It's time for another readalong! I thought I'd give you some advance notice to see if you want to join Lizzy Siddal and me as we read The Slaves of Solitude by Patrick Hamilton - I spotted that she had recently got it, and I've been meaning to read it for a month or two: it seemed a good idea to read it together. We plan to post our thoughts sometime in the first week of June, or thereabouts - but I am already about a third of the way through it, and it is *brilliant*.
Putting my most persuasive face on, I'll just say that it's a 1940s novel about Miss Roach, bombed out of her London house and forced to live in an unpleasant boarding house in Thames Lockdon. The prose is exquisite, and Hamilton's precision is incredible. Somehow it is both bleak and incredibly funny. Here's an excerpt to draw you in....

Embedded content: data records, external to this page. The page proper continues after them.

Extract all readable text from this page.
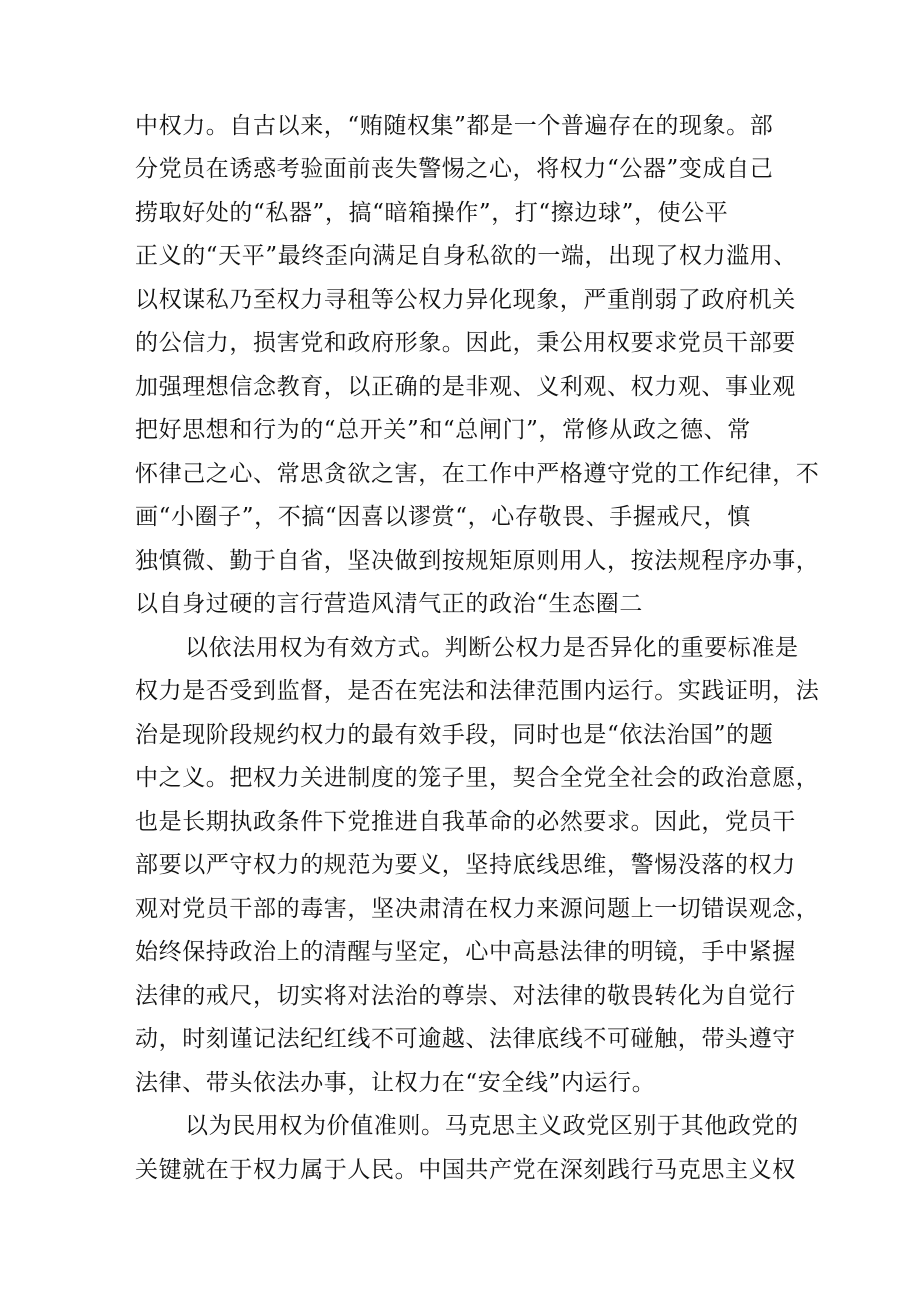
中权力。自古以来，“贿随权集”都是一个普遍存在的现象。部
分党员在诱惑考验面前丧失警惕之心，将权力“公器”变成自己
捞取好处的“私器”，搞“暗箱操作”，打“擦边球”，使公平
正义的“天平”最终歪向满足自身私欲的一端，出现了权力滥用、
以权谋私乃至权力寻租等公权力异化现象，严重削弱了政府机关
的公信力，损害党和政府形象。因此，秉公用权要求党员干部要
加强理想信念教育，以正确的是非观、义利观、权力观、事业观
把好思想和行为的“总开关”和“总闸门”，常修从政之德、常
怀律己之心、常思贪欲之害，在工作中严格遵守党的工作纪律，不
画“小圈子”，不搞“因喜以谬赏“，心存敬畏、手握戒尺，慎
独慎微、勤于自省，坚决做到按规矩原则用人，按法规程序办事，
以自身过硬的言行营造风清气正的政治“生态圈二
以依法用权为有效方式。判断公权力是否异化的重要标准是
权力是否受到监督，是否在宪法和法律范围内运行。实践证明，法
治是现阶段规约权力的最有效手段，同时也是“依法治国”的题
中之义。把权力关进制度的笼子里，契合全党全社会的政治意愿，
也是长期执政条件下党推进自我革命的必然要求。因此，党员干
部要以严守权力的规范为要义，坚持底线思维，警惕没落的权力
观对党员干部的毒害，坚决肃清在权力来源问题上一切错误观念，
始终保持政治上的清醒与坚定，心中高悬法律的明镜，手中紧握
法律的戒尺，切实将对法治的尊崇、对法律的敬畏转化为自觉行
动，时刻谨记法纪红线不可逾越、法律底线不可碰触，带头遵守
法律、带头依法办事，让权力在“安全线”内运行。
以为民用权为价值准则。马克思主义政党区别于其他政党的
关键就在于权力属于人民。中国共产党在深刻践行马克思主义权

As she let herself in by the front door she could in the same way see the Rosamund Tea Rooms - the somewhat narrow, three-storied, red-brick house, wedged in between a half-hearted toy-shop on one side, and an antique-shop on the other. She saw its bow-window on the ground floor, jutting out obtrusively on to the pavement; and above this, beneath the first-floor windows, the oblong black wooden board with faded gilt letters running its length - "The Rosamund Tea Rooms". But now, since the war, it was the Rosamund Tea Rooms no more - merely, if anything, "Mrs. Payne's". Mrs. Payne would have taken the sign down had not the golden letters been far too blistered and faded for anyone in his right mind to imagine that if he entered he would be likely to get tea. All the same, a few stray people in summer, probably driven slightly mad by the heat, did still enter with that idea in mind, and quietly had their error made clear to them.
I love it. I think it was the word 'half-hearted' that made me realise I'd love Hamilton - so few authors would have chosen that word, there, and it conjures up such an image.
Right! If that has spurred you on, grab a copy and get readin' any time between now and June. No strict time span or anything - but I think this could definitely be a gem.